# Context-sensitive Spelling Correction

The goal of the assignment is to implement context-sensitive spelling correction. The input of the code will be a set of text lines and the output will be the same lines with spelling mistakes fixed.

Submit the solution of the assignment to Moodle as a link to your GitHub repository containing this notebook.

Useful links:
- [Norvig's solution](https://norvig.com/spell-correct.html)
- [Norvig's dataset](https://norvig.com/big.txt)
- [Ngrams data](https://www.ngrams.info/download_coca.asp)

Grading:
- 60 points - Implement spelling correction
- 20 points - Justify your decisions
- 20 points - Evaluate on a test set


## Implement context-sensitive spelling correction

Your task is to implement context-sensitive spelling corrector using N-gram language model. The idea is to compute conditional probabilities of possible correction options. For example, the phrase "dking sport" should be fixed as "doing sport" not "dying sport", while "dking species" -- as "dying species".

The best way to start is to analyze [Norvig's solution](https://norvig.com/spell-correct.html) and [N-gram Language Models](https://web.stanford.edu/~jurafsky/slp3/3.pdf).

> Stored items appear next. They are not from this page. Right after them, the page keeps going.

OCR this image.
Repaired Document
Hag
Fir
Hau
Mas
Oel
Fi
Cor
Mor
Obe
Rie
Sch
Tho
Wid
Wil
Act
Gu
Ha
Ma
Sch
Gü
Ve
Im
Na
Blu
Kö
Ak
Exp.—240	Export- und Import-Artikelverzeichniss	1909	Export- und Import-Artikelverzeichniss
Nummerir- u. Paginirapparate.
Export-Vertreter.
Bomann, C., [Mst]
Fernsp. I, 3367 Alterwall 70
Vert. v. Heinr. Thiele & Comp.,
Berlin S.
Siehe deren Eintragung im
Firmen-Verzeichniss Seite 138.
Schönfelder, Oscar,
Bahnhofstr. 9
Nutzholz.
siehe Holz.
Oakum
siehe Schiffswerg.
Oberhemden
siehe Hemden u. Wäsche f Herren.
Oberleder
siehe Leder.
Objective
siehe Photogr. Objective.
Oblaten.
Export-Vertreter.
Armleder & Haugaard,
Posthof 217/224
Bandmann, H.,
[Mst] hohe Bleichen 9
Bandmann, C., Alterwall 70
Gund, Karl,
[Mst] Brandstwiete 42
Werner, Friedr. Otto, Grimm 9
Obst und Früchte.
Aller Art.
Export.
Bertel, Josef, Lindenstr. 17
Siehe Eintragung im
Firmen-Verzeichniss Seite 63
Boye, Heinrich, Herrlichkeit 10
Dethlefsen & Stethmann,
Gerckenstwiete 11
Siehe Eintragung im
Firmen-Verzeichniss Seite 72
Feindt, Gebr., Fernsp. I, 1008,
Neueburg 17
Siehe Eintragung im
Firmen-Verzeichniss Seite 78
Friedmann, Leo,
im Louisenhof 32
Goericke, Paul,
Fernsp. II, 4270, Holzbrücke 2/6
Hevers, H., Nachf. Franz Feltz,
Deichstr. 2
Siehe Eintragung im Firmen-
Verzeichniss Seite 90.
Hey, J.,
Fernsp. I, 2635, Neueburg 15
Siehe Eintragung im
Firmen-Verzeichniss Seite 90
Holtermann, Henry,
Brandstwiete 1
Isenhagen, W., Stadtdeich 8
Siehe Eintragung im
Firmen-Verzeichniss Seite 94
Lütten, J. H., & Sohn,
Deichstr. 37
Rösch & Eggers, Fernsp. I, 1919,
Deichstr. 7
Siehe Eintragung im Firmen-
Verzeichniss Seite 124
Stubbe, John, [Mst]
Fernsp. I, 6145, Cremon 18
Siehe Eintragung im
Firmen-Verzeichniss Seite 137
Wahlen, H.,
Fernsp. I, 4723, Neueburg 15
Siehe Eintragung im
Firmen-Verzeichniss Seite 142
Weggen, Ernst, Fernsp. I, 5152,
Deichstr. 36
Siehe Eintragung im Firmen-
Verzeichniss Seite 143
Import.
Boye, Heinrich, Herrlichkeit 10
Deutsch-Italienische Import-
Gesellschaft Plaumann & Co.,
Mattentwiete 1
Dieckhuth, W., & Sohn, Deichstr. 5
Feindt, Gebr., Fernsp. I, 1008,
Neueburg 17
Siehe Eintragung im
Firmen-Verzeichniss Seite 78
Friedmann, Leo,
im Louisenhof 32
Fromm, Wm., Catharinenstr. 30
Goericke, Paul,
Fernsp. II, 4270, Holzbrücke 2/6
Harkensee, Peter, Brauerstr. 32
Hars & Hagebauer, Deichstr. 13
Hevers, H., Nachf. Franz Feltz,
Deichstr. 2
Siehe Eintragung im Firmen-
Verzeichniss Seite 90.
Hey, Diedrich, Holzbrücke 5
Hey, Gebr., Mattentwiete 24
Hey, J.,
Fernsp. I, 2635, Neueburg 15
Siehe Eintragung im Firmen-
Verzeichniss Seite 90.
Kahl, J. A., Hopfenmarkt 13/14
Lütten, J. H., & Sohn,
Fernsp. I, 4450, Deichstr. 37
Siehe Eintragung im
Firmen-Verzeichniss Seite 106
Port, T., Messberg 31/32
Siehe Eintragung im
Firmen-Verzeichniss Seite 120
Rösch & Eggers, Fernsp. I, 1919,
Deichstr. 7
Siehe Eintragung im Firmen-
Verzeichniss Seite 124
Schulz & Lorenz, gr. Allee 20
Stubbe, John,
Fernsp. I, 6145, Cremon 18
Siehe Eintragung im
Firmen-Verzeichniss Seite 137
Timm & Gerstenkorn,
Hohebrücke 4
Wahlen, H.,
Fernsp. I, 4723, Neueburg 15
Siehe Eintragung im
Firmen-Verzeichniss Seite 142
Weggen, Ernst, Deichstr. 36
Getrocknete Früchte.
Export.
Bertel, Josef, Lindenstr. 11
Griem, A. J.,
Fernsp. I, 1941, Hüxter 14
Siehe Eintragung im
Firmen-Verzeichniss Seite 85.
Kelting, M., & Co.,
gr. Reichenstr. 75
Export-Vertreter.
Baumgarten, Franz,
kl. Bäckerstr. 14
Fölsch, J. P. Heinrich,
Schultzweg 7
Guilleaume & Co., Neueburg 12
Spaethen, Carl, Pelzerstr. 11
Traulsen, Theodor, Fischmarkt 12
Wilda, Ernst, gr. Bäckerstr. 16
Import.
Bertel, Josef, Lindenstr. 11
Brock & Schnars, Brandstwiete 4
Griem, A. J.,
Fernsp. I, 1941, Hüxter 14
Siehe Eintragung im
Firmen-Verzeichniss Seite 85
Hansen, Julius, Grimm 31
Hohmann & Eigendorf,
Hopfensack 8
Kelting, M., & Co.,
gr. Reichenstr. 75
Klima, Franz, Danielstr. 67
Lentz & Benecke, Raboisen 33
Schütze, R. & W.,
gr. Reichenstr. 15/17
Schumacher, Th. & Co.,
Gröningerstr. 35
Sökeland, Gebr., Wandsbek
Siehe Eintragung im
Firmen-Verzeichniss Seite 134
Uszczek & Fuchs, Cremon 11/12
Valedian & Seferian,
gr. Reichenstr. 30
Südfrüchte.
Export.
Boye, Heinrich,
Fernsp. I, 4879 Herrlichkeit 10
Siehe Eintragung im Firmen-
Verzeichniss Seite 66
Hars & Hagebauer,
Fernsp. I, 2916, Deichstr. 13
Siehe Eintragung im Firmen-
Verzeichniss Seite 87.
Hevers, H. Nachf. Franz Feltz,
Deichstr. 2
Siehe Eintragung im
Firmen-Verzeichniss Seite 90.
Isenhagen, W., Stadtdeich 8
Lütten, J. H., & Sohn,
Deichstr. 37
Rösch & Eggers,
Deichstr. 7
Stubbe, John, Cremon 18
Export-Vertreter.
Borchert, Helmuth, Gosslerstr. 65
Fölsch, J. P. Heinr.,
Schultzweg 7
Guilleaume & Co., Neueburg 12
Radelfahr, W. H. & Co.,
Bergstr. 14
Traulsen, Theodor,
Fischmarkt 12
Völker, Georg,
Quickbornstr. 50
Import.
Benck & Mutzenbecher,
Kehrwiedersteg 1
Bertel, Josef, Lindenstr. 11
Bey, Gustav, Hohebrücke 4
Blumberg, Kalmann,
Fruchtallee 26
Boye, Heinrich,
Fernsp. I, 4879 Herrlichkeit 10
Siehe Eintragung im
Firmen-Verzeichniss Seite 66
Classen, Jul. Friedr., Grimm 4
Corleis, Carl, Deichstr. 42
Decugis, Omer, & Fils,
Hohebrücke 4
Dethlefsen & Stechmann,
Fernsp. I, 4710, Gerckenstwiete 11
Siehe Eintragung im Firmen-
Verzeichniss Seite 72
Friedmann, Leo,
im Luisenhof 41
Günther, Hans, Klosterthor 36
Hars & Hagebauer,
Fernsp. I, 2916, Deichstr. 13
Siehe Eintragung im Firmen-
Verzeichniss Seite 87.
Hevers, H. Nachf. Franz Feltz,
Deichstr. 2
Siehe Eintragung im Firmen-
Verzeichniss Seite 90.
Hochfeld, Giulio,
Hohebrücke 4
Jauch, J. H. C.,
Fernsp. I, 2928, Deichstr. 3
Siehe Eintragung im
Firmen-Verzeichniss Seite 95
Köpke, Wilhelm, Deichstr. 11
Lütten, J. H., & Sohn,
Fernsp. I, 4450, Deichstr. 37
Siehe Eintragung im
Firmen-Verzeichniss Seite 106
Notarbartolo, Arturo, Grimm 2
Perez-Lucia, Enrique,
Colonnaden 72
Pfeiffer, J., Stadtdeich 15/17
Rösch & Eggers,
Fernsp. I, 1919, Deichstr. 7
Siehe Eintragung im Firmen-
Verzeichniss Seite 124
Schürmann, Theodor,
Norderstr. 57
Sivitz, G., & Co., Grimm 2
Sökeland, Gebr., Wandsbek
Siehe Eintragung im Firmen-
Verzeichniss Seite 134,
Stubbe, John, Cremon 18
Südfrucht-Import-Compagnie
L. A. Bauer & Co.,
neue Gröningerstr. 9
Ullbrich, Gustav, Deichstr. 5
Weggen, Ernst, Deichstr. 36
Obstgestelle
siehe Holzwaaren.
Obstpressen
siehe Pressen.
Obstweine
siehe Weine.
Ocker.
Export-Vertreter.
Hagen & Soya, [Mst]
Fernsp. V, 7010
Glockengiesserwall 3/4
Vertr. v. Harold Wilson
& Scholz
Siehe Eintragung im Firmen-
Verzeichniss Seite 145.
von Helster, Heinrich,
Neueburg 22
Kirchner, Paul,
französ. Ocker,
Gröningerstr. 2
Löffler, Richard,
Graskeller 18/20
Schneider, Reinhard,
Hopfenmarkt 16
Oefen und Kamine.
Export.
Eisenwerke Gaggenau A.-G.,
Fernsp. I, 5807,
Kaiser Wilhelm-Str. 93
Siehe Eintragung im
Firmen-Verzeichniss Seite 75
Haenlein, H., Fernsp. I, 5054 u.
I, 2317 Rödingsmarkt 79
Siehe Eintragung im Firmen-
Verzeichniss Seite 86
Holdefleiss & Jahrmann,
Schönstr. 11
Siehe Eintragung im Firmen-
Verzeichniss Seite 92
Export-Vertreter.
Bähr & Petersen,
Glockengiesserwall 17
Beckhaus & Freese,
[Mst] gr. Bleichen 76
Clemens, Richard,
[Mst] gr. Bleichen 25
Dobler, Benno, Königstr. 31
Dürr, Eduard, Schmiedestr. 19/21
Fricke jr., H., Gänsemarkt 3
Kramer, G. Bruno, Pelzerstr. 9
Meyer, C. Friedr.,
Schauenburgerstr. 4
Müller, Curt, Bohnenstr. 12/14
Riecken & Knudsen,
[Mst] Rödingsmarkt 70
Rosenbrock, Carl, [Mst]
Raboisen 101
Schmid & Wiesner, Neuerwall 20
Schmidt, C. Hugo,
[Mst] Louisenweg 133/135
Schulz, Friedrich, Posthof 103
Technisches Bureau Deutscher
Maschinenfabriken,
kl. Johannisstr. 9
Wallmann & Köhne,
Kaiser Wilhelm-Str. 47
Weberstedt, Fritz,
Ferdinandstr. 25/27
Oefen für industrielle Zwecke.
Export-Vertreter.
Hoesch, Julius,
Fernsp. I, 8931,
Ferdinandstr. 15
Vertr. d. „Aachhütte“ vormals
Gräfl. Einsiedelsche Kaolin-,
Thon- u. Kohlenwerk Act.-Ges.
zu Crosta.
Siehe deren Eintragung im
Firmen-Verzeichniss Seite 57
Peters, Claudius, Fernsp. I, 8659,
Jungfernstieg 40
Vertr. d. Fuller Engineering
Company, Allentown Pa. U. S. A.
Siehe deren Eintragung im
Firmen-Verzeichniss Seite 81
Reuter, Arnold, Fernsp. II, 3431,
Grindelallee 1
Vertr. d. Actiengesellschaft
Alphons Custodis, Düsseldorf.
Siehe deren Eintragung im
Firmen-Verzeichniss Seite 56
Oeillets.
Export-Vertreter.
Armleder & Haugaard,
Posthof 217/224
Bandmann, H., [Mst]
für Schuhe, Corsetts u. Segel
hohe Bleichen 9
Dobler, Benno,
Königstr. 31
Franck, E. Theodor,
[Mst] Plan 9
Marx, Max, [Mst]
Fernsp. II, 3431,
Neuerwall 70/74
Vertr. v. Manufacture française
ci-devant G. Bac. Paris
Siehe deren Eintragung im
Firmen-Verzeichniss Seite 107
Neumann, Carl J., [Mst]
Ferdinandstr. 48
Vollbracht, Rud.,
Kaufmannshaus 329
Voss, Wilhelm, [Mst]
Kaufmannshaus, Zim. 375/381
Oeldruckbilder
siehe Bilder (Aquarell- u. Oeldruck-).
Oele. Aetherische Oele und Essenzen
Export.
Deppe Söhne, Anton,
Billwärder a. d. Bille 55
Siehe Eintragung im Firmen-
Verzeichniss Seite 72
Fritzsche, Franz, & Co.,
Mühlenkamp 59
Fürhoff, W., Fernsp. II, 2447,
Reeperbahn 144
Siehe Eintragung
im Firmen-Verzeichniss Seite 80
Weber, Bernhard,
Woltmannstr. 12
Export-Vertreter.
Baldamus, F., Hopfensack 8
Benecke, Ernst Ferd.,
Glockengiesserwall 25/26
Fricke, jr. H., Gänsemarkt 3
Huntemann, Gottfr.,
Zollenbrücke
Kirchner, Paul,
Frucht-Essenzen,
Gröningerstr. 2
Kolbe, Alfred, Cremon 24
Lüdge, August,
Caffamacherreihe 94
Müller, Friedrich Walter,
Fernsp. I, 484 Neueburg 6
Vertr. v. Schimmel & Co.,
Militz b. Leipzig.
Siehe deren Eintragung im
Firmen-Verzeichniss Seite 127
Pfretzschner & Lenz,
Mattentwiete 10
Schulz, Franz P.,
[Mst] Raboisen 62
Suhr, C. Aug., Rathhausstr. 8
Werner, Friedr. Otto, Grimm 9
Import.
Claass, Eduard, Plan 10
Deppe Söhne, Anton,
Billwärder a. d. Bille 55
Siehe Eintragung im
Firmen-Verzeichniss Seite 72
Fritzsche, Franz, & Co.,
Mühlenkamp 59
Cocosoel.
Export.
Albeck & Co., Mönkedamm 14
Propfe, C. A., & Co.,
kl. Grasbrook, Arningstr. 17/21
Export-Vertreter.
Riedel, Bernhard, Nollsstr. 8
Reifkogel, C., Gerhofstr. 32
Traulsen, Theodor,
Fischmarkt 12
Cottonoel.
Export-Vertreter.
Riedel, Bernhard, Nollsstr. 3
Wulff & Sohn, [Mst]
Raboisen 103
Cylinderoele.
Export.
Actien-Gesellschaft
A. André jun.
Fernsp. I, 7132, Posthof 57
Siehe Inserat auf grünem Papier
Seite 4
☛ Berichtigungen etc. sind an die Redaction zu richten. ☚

When solving this task, we expect you'll face (and successfully deal with) some problems or make up the ideas of the model improvement. Some of them are:

- solving a problem of n-grams frequencies storing for a large corpus;
- taking into account keyboard layout and associated misspellings;
- efficiency improvement to make the solution faster;
- ...

Please don't forget to describe such cases, and what you decided to do with them, in the Justification section.

##### IMPORTANT:  
Your project should not be a mere code copy-paste from somewhere. You must provide:
- Your implementation
- Analysis of why the implemented approach is suggested
- Improvements of the original approach that you have chosen to implement

# Improved approach (my solution)

In [17]:
import nltk
from collections import Counter
from nltk.util import ngrams
from difflib import get_close_matches
import re
from itertools import product
import string
import random
nltk.download('punkt_tab')

[nltk_data] Downloading package punkt_tab to /root/nltk_data...
[nltk_data]   Package punkt_tab is already up-to-date!


True

In [18]:
def preprocess(data):
  tokens = nltk.word_tokenize(data.lower())
  return [token for token in tokens if token.isalpha()]

In [19]:
qwerty_neighbors = {
    'a': "qwsz", 'b': "vghn", 'c': "xdfv", 'd': "ersfxc",
    'e': "rdsw", 'f': "rtgvcd", 'g': "tyhbfv", 'h': "yujnbg",
    'i': "uojk", 'j': "uikmnh", 'k': "iolmj", 'l': "opk",
    'm': "njk", 'n': "bhjm", 'o': "iplk", 'p': "ol",
    'q': "wa", 'r': "etdf", 's': "awedxz", 't': "rygf",
    'u': "yihj", 'v': "cfgb", 'w': "qase", 'x': "zsdc",
    'y': "tuhg", 'z': "asx"
}

# Function to get substitution weight based on keyboard proximity
def key_distance(c1, c2):
    """Return a weight factor based on keyboard proximity."""
    if c1 == c2:
        return 1.0  # No substitution
    elif c2 in qwerty_neighbors.get(c1, ''):
        return 1.2  # Close key, lower penalty
    else:
        return 0.8

In [20]:
# receives a pair of words and receives the corrected one
def correct_bigram(words):
  if len(words) != 2:
      print("two words expected")
      return
  cands = []
  for word in words:
      cands.append(candidates(word))
  i,j = cands
  #print(i,"-------",j)
  permutations = [(x, y) for x, y in product(i, j)]
  return max(permutations, key = bigramProbability)

def correct_single(word):
  cands = candidates(word)
  return max(cands, key = singleProbability)

In [21]:
# calculates the probability for each bigram, taking edit distance int account
def bigramProbability(words):
    if len(words) != 2:
      print("two words expected")
      return
    bigram = (words[0][0],words[1][0])
    return (bg[bigram]/words_count) * words[0][1] * words[1][1]
# calculates the probability for single word
def singleProbability(word):
    global word_freq,words_count
    return (words_freq[word[0]]/words_count) * word[1]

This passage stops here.